Mr. Johnson ignored my question for the time being. “This is a project that would move quite quickly, you’d begin next week, and we expect it would last for a few months. You’d receive a five thousand dollar bonus on top of your regular wages.”
My eyes went wide. I could really stay? And five thousand dollars? That would take so much pressure off the rent and tuition fees. My heart beat with wild hope.
“Yes, I’ll do it! What is it?”
Robbie Johnson looked like a fisherman with his hook in deep. “You don’t have to, of course… but then.” He gestured at the papers in my hand and shrugged. “We’ve got a lot of people who want in on this project… but when Austin asked for you specifically? Forget about it.”
My brow furrowed at the same time as my heart leapt at the notion that Austin even remembered me. What on Earth was this project?
Chapter 7
Skylar
I
f anybody had have told me that I might end up in an arranged marriage, I’d have said they were crazy. Yet, here I was, about to announce it to the world.
Marriage had always been on some untouchable pedestal in my mind. That pillar of my upbringing came crashing down when I was faced with the choice of this or going home, though, and I signed the contract. I signed the non-disclosure agreement too.
I thought that, one day, I’d find my Prince Charming and he would be sweet, kind, and perfect. My dad would finally be proud of me, because I made it all the way to my wedding bed without scandalizing Brookmere and dragging his name through the mud with my slutty behavior.
Instead, I agreed to marry a man who, at the time, I’d only met once, and who hadn’t shown any of those qualities. The way he made me feel, well, that sexual excitement hadn’t featured in my hopes and dreams, but sweet and kind and perfect he certainly was not.
Since then I’d been avoiding him as much as possible, and I’d never been alone with him again since that night in the dressing room. I couldn’t trust myself.
There’d been a few meetings where Robbie Johnson filled us in on this or that aspect of his grand scheme, though. Even then, just sitting next to Austin, I could feel an undeniable pull in his direction.

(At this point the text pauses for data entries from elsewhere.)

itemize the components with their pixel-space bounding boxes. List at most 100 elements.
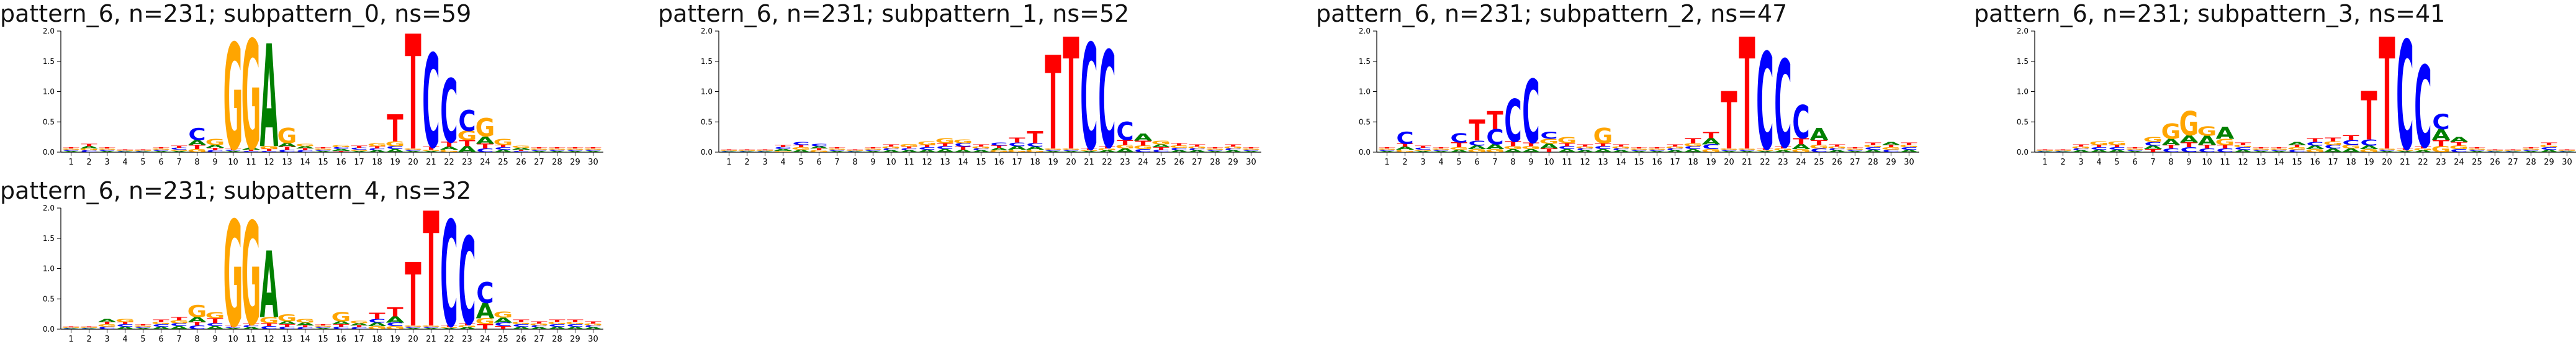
letter-c-glyph: C [1414, 148, 1431, 151]
letter-t-glyph: T [387, 305, 403, 319]
letter-a-glyph: A [1224, 150, 1243, 153]
letter-g-glyph: G [475, 317, 495, 327]
letter-t-glyph: T [315, 324, 331, 326]
letter-t-glyph: T [2433, 138, 2449, 148]
letter-c-glyph: C [116, 324, 133, 327]
letter-a-glyph: A [2306, 145, 2325, 150]
letter-c-glyph: C [1756, 26, 1773, 181]
letter-c-glyph: C [1188, 148, 1205, 152]
letter-g-glyph: G [971, 147, 991, 150]
letter-a-glyph: A [810, 145, 829, 149]
letter-g-glyph: G [313, 325, 333, 327]
letter-c-glyph: C [1080, 14, 1097, 183]
letter-c-glyph: C [2378, 150, 2395, 152]
letter-g-glyph: G [1629, 148, 1649, 150]
x-tick-label: 4 [122, 335, 127, 344]
letter-a-glyph: A [206, 144, 225, 149]
letter-c-glyph: C [314, 327, 331, 329]
letter-a-glyph: A [1432, 151, 1451, 153]
letter-t-glyph: T [279, 146, 295, 151]
x-tick-label: 18 [372, 335, 382, 344]
letter-a-glyph: A [2342, 148, 2361, 153]
x-tick-label: 3 [2078, 158, 2083, 167]
letter-c-glyph: C [720, 151, 737, 152]
letter-t-glyph: T [1189, 145, 1205, 148]
letter-a-glyph: A [1080, 151, 1099, 153]
letter-a-glyph: A [990, 147, 1009, 151]
letter-t-glyph: T [153, 319, 169, 322]
letter-c-glyph: C [2054, 151, 2071, 152]
letter-a-glyph: A [1486, 143, 1505, 150]
letter-a-glyph: A [440, 146, 459, 151]
letter-g-glyph: G [1151, 140, 1171, 145]
x-tick-label: 23 [462, 158, 472, 167]
x-tick-label: 28 [2526, 158, 2536, 167]
y-tick-label: 0.5 [2017, 117, 2029, 126]
x-tick-label: 9 [212, 335, 217, 344]
letter-c-glyph: C [152, 150, 169, 152]
letter-c-glyph: C [2198, 148, 2215, 153]
logo-panel-3: pattern_6, n=231; subpattern_3, ns=41 0.… [1974, 0, 2576, 185]
letter-a-glyph: A [792, 149, 811, 153]
letter-a-glyph: A [566, 151, 585, 153]
letter-a-glyph: A [422, 151, 441, 153]
letter-t-glyph: T [117, 321, 133, 325]
letter-c-glyph: C [792, 141, 809, 146]
letter-g-glyph: G [989, 150, 1009, 153]
letter-a-glyph: A [2540, 149, 2559, 153]
x-tick-label: 13 [282, 335, 292, 344]
letter-a-glyph: A [152, 326, 171, 330]
letter-t-glyph: T [1775, 147, 1791, 150]
letter-g-glyph: G [1863, 144, 1883, 148]
letter-g-glyph: G [367, 142, 387, 147]
letter-t-glyph: T [1153, 147, 1169, 150]
letter-t-glyph: T [991, 145, 1007, 148]
letter-g-glyph: G [79, 148, 99, 152]
x-tick-label: 23 [1778, 158, 1788, 167]
letter-a-glyph: A [864, 151, 883, 153]
letter-g-glyph: G [2467, 148, 2487, 150]
letter-c-glyph: C [1612, 148, 1629, 152]
letter-g-glyph: G [1223, 147, 1243, 150]
letter-c-glyph: C [1774, 35, 1791, 175]
y-tick-label: 1.5 [1359, 57, 1371, 66]
letter-a-glyph: A [1738, 151, 1757, 153]
letter-a-glyph: A [494, 316, 513, 324]
letter-t-glyph: T [477, 142, 493, 150]
x-tick-label: 11 [2220, 158, 2230, 167]
x-tick-label: 12 [2238, 158, 2248, 167]
x-tick-label: 25 [498, 335, 508, 344]
letter-c-glyph: C [386, 322, 403, 327]
x-tick-label: 16 [336, 335, 346, 344]
letter-g-glyph: G [2269, 148, 2289, 150]
letter-a-glyph: A [2180, 134, 2199, 145]
letter-a-glyph: A [314, 151, 333, 153]
letter-a-glyph: A [512, 148, 531, 151]
x-tick-label: 1 [68, 335, 73, 344]
x-tick-label: 9 [212, 158, 217, 167]
letter-c-glyph: C [1720, 150, 1737, 152]
letter-g-glyph: G [2503, 150, 2523, 152]
letter-t-glyph: T [189, 321, 205, 327]
letter-a-glyph: A [1242, 151, 1261, 153]
x-tick-label: 16 [1652, 158, 1662, 167]
letter-g-glyph: G [403, 148, 423, 150]
letter-c-glyph: C [2468, 150, 2485, 152]
letter-a-glyph: A [2522, 151, 2541, 153]
letter-c-glyph: C [1134, 148, 1151, 153]
letter-a-glyph: A [828, 151, 847, 153]
x-tick-label: 10 [228, 335, 238, 344]
letter-a-glyph: A [2036, 152, 2055, 153]
letter-g-glyph: G [295, 143, 315, 147]
letter-g-glyph: G [827, 148, 847, 150]
letter-g-glyph: G [1521, 145, 1541, 150]
letter-t-glyph: T [721, 150, 737, 151]
letter-t-glyph: T [207, 147, 223, 151]
letter-g-glyph: G [2035, 150, 2055, 152]
letter-a-glyph: A [954, 149, 973, 153]
letter-a-glyph: A [242, 327, 261, 330]
letter-g-glyph: G [565, 148, 585, 150]
letter-t-glyph: T [739, 150, 755, 151]
letter-t-glyph: T [973, 145, 989, 148]
letter-t-glyph: T [459, 138, 475, 148]
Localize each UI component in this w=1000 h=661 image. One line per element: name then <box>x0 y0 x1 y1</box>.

The sight and smell of him alone was enough to send hormones racing through my bloodstream, conveying messages to my body that I did not want, preparing me for sex, and lots of it. It was so embarrassing, sitting there trying to concentrate on what Robbie was saying, and all I could think about was the feel of Austin’s body when I touched him, and I ended up slick between the legs without fail every time.
Yes, just being close to him was bad enough, but when he actually touched me? I felt like the whole world disappeared, and all that was left was the two of us and all those unspoken promises of mind-blowing pleasure.
He seemed to make a point of making me squirm like that. When he touched my leg, I wanted that knee as far away from my other one as possible. When he reached out and touched my hand, I wanted him to make me feel his muscular torso again, take away my choice so I couldn’t feel guilty about it, so I could let go and just be.